Sachliche Debatte um Zukunftsfragen über Parteigrenzen hinweg

Der Thüringer Minister für Wirtschaft, Arbeit und Technologie, Matthias Machnig (SPD) will lieber über konkrete Politikinhalte statt über ideologische Fragen sprechen. Rückwärts gewandte Debatten über die Moral der Geschichte interessieren ihn weniger.

Die SPD hatte im letzen Landtagswahlkampf die klare Aussage: Neue Kraft für Thüringen oder weiter Stillstand mit der CDU? Jetzt regiert man aber seit fast einem Jahr zusammen mit der CDU. Ist der Politikwechsel ausgefallen? 

 

Es gibt auf vielen Feldern einen Politikwechsel in Thüringen. Das lässt sich beispielsweise im Bereich der Bildungspolitik, im Bereich der Kitas, beim Landesarbeitsmarktprogramm oder dem GreenTech-Programm fest machen. Das sind alles neue Dinge, die wesentlich von den sozialdemokratischen Ressorts vorangetrieben werden.
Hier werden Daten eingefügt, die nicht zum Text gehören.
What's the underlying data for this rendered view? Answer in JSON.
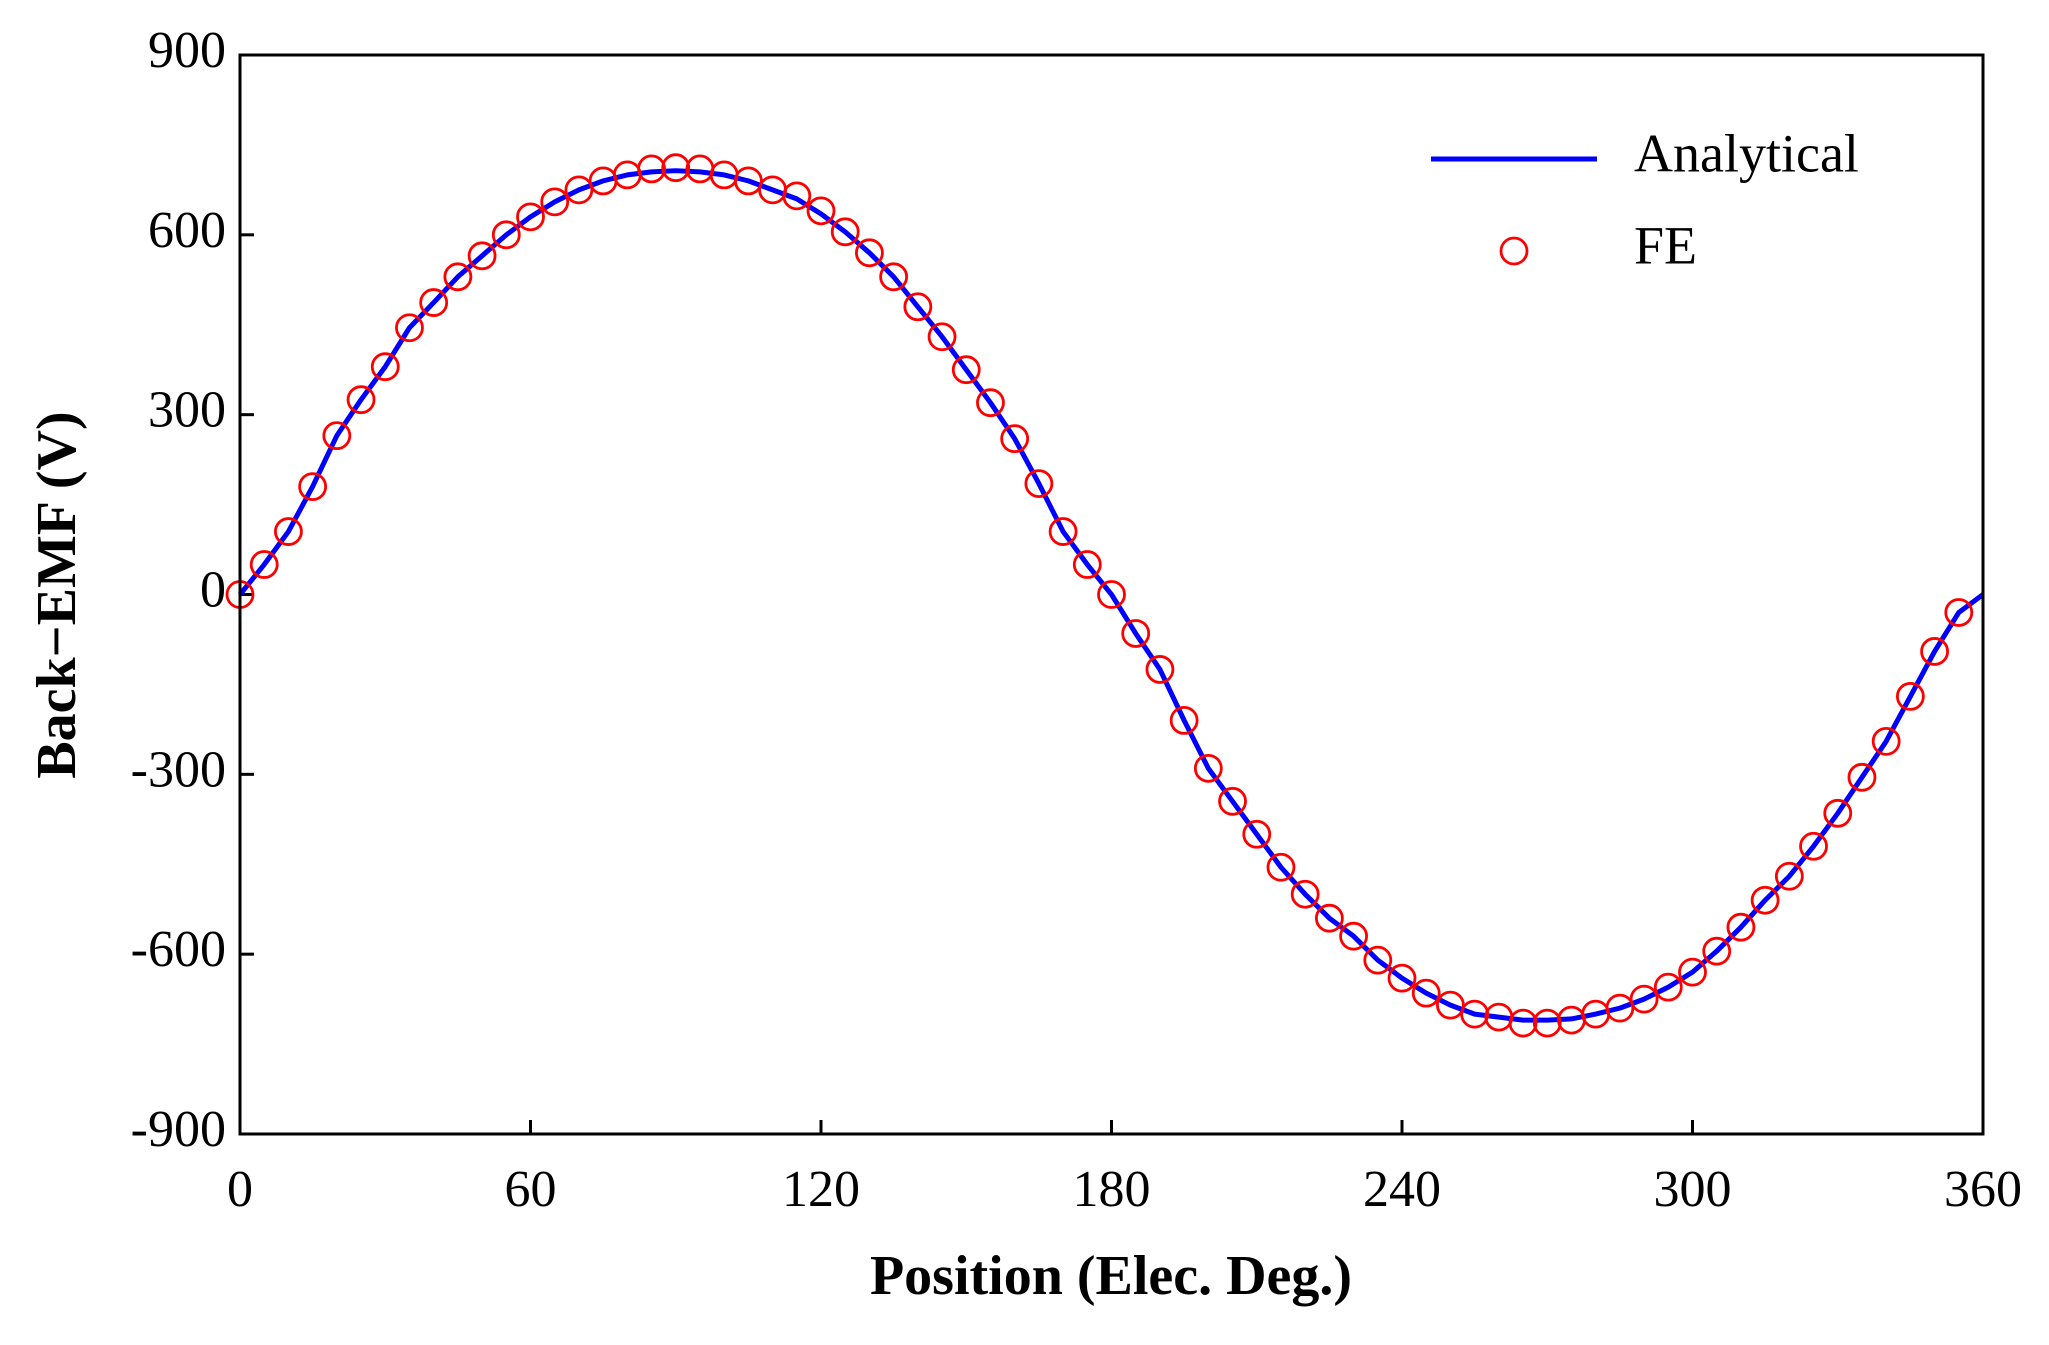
{
  "chart_data": {
    "type": "line",
    "xlabel": "Position (Elec. Deg.)",
    "ylabel": "Back−EMF (V)",
    "xlim": [
      0,
      360
    ],
    "ylim": [
      -900,
      900
    ],
    "xticks": [
      0,
      60,
      120,
      180,
      240,
      300,
      360
    ],
    "yticks": [
      -900,
      -600,
      -300,
      0,
      300,
      600,
      900
    ],
    "legend": "upper right",
    "series": [
      {
        "name": "Analytical",
        "color": "#0000ff",
        "style": "line",
        "x": [
          0,
          5,
          10,
          15,
          20,
          25,
          30,
          35,
          40,
          45,
          50,
          55,
          60,
          65,
          70,
          75,
          80,
          85,
          90,
          95,
          100,
          105,
          110,
          115,
          120,
          125,
          130,
          135,
          140,
          145,
          150,
          155,
          160,
          165,
          170,
          175,
          180,
          185,
          190,
          195,
          200,
          205,
          210,
          215,
          220,
          225,
          230,
          235,
          240,
          245,
          250,
          255,
          260,
          265,
          270,
          275,
          280,
          285,
          290,
          295,
          300,
          305,
          310,
          315,
          320,
          325,
          330,
          335,
          340,
          345,
          350,
          355,
          360
        ],
        "values": [
          0,
          50,
          105,
          180,
          265,
          325,
          380,
          445,
          487,
          530,
          565,
          600,
          630,
          655,
          675,
          690,
          700,
          705,
          707,
          705,
          700,
          690,
          675,
          660,
          635,
          605,
          570,
          530,
          480,
          430,
          375,
          320,
          260,
          185,
          105,
          50,
          0,
          -65,
          -125,
          -210,
          -290,
          -345,
          -400,
          -455,
          -500,
          -540,
          -570,
          -610,
          -640,
          -665,
          -685,
          -700,
          -705,
          -710,
          -710,
          -708,
          -700,
          -690,
          -675,
          -655,
          -630,
          -595,
          -555,
          -510,
          -470,
          -420,
          -365,
          -305,
          -245,
          -170,
          -95,
          -30,
          0
        ]
      },
      {
        "name": "FE",
        "color": "#ff0000",
        "style": "markers",
        "x": [
          0,
          5,
          10,
          15,
          20,
          25,
          30,
          35,
          40,
          45,
          50,
          55,
          60,
          65,
          70,
          75,
          80,
          85,
          90,
          95,
          100,
          105,
          110,
          115,
          120,
          125,
          130,
          135,
          140,
          145,
          150,
          155,
          160,
          165,
          170,
          175,
          180,
          185,
          190,
          195,
          200,
          205,
          210,
          215,
          220,
          225,
          230,
          235,
          240,
          245,
          250,
          255,
          260,
          265,
          270,
          275,
          280,
          285,
          290,
          295,
          300,
          305,
          310,
          315,
          320,
          325,
          330,
          335,
          340,
          345,
          350,
          355
        ],
        "values": [
          0,
          50,
          105,
          180,
          265,
          325,
          380,
          445,
          487,
          530,
          565,
          600,
          630,
          655,
          675,
          690,
          700,
          710,
          712,
          710,
          700,
          690,
          675,
          665,
          640,
          605,
          570,
          530,
          480,
          430,
          375,
          320,
          260,
          185,
          105,
          50,
          0,
          -65,
          -125,
          -210,
          -290,
          -345,
          -400,
          -455,
          -500,
          -540,
          -570,
          -610,
          -640,
          -665,
          -685,
          -700,
          -705,
          -715,
          -715,
          -710,
          -700,
          -690,
          -675,
          -655,
          -630,
          -595,
          -555,
          -510,
          -470,
          -420,
          -365,
          -305,
          -245,
          -170,
          -95,
          -30
        ]
      }
    ]
  }
}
Der generelle Vorwurf, der Politikwechsel sei nicht aufgefallen, geht an der Sache vorbei. Ich glaube, die Opposition ist eher erstaunt, was selbst in dieser Koalition alles möglich ist.    

Aber gerade im Bereich Bildungspolitik sind die Fortschritte doch nur minimal ... 

Das stimmt nicht. Es gibt eine neue Gesetzgebung für die Gemeinschaftsschule. Natürlich gibt es in jeder Koalition Debatten über die Ausgestaltung, aber die Grundlinie, dass die Gemeinschaftsschule kommt, ist da. Gleiches gilt beim Kita-Gesetz. Oder schauen Sie sich das Wirtschaftsministerium an. Viele Dinge, die jetzt angeschoben werden, sind vorher nicht einmal debattiert worden. Ich werbe dafür, die Dinge differenziert zu betrachten. Dass die Opposition Kritik übt, verstehe ich, schließlich ist das ihre Aufgabe. Aber man muss in der Substanz argumentieren und nicht immer nur nach der politischen Farbenlehre. Das ist wie beim Fußball: Wichtig ist auf´m Platz. Für die Politik heißt das, entscheidend ist, welches Ergebnis am Ende raus kommt. Ein konkretes Ergebnis für Thüringen könnte die Energiewende sein.

Da tritt die CDU meistens auf die Bremse. Wäre in einer rot-rot-grünen Konstellation hierbei nicht viel mehr möglich gewesen? 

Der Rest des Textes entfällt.